Republican governors have been the most vocal in their opposition to the video-sharing app TikTok, signing various prohibition orders in states including Maryland, Texas, South Dakota, and Oklahoma. On December 7, Texas Governor Greg Abbott tweeted, “The threat presented by the CCP through TikTok is significant and must be stopped.” After issuing an executive order prohibiting the app from government-owned smartphones, South Dakota Governor Kristi Noem announced, “South Dakota will have no part in the intelligence collection operations of nations who detest us.” TikTok was “blacklisted from State networks and State-managed devices” according Oklahoma Governor Kevin Stitt’s order.

A groundswell of opposition is also growing in the Senate, with Missouri Senator Josh Hawley declaring on Twitter on Wednesday morning that “Democrats won’t” act against TikTok, “so I will.”

“This week I’ll be trying to get a federal ban on TikTok on all government devices passed on the Senate floor,” he said.

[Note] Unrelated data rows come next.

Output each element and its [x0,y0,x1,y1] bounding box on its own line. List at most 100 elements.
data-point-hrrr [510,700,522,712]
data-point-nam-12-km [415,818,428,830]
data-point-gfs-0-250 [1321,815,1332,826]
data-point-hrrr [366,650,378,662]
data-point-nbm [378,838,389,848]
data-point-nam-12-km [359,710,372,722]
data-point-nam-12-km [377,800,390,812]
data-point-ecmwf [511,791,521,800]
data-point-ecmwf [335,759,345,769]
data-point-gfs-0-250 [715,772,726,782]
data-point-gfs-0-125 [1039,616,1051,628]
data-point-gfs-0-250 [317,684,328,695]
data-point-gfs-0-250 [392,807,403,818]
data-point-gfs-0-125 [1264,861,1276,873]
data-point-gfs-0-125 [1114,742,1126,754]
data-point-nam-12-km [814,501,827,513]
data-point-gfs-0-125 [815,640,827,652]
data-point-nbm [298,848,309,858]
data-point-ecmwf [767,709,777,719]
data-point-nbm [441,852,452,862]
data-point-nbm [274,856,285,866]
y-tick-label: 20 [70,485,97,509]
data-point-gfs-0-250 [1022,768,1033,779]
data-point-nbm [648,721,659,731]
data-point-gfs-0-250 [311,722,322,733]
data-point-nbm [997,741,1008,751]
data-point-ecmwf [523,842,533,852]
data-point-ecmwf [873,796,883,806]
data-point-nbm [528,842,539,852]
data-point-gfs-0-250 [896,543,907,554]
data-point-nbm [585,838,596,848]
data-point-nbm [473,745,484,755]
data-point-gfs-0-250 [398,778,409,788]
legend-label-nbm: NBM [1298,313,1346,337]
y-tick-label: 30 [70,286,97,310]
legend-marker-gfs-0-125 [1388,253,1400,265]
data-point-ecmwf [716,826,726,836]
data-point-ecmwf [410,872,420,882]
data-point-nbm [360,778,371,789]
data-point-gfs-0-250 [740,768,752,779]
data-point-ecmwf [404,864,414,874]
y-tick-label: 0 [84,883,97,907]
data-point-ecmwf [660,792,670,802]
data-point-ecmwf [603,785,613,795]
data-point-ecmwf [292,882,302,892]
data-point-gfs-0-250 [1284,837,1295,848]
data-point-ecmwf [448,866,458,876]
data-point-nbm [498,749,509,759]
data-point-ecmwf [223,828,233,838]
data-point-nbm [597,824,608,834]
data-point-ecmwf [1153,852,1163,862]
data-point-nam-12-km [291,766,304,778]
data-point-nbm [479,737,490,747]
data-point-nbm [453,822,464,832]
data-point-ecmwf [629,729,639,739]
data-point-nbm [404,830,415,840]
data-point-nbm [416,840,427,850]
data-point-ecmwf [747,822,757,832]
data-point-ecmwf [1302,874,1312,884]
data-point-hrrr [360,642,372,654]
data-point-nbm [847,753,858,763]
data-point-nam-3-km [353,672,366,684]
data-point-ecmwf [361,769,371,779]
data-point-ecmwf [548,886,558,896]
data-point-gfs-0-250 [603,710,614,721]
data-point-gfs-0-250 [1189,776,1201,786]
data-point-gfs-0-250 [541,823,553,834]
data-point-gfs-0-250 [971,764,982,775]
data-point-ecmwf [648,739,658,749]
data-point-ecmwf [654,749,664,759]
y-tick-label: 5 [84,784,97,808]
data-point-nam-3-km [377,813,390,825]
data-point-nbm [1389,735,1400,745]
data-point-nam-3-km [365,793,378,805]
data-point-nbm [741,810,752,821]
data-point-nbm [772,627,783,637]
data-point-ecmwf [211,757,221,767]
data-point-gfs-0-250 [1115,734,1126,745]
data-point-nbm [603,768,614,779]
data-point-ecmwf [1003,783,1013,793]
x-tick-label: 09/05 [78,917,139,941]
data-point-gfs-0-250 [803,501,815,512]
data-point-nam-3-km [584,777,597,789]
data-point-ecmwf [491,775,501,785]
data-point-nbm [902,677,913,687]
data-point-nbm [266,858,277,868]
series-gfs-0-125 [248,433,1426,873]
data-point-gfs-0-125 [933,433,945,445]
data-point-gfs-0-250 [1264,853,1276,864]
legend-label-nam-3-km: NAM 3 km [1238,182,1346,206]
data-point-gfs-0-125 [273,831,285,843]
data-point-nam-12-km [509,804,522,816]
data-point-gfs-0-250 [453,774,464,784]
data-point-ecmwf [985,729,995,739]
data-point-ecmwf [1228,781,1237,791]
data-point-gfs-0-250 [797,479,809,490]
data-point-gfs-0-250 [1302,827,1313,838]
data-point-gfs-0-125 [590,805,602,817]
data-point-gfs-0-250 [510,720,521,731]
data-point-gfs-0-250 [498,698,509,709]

The continuous domination of TikTok in the United States has also been met with outrage from members of Congress. In an impassioned statement, Wisconsin Representative Mike Gallagher compared TikTok to “digital fentanyl” and introduced legislation that would prevent the company from functioning in the United States.

“TikTok is the digital equivalent of fentanyl; it is hooking users, mining their personal information for profit, and suppressing critical reporting. ByteDance, which is ultimately accountable to the Chinese Communist Party – America’s biggest opponent – also owns this rapidly expanding media conglomerate. To permit the app to remain active in the United States would be the equivalent of enabling the Soviet Union to acquire control of the New York Times, the Washington Post, and the major broadcast networks during the Cold War.”

Each company in China must have a member of the CCP on its board of directors. Everyone knows that board member does more than simply sit there and file his nails during meetings.

The CCP’s indirect control over ByteDance/TikTok is the most pernicious aspect of this whole mess.

Not to get too paranoid, but aside from data mining (others have pointed out that its claim about US data being kept here is patently false), does anyone else remember all those ’50s and ’60s videos about how propaganda tropes can be insinuated slide by slide into other, innocent movies, such that the viewer is not aware of it? Could the CCP be planting such hints in popular videos? with advertisements urging viewers not to go to the polls? that they will vote a specific way, etc.

Is there a technical reason why the United States cannot develop a service like TikTok but without the associated security flaws? This seems like the quickest and easiest way to avoid being a target of data theft by other countries. There are undoubtedly additional security holes, but it’s foolish to keep fretting about TikTok when it can easily be fixed.

You can label me as paranoid, but I think China represents an existential threat to the United States and that its actions against the country have no moral limits.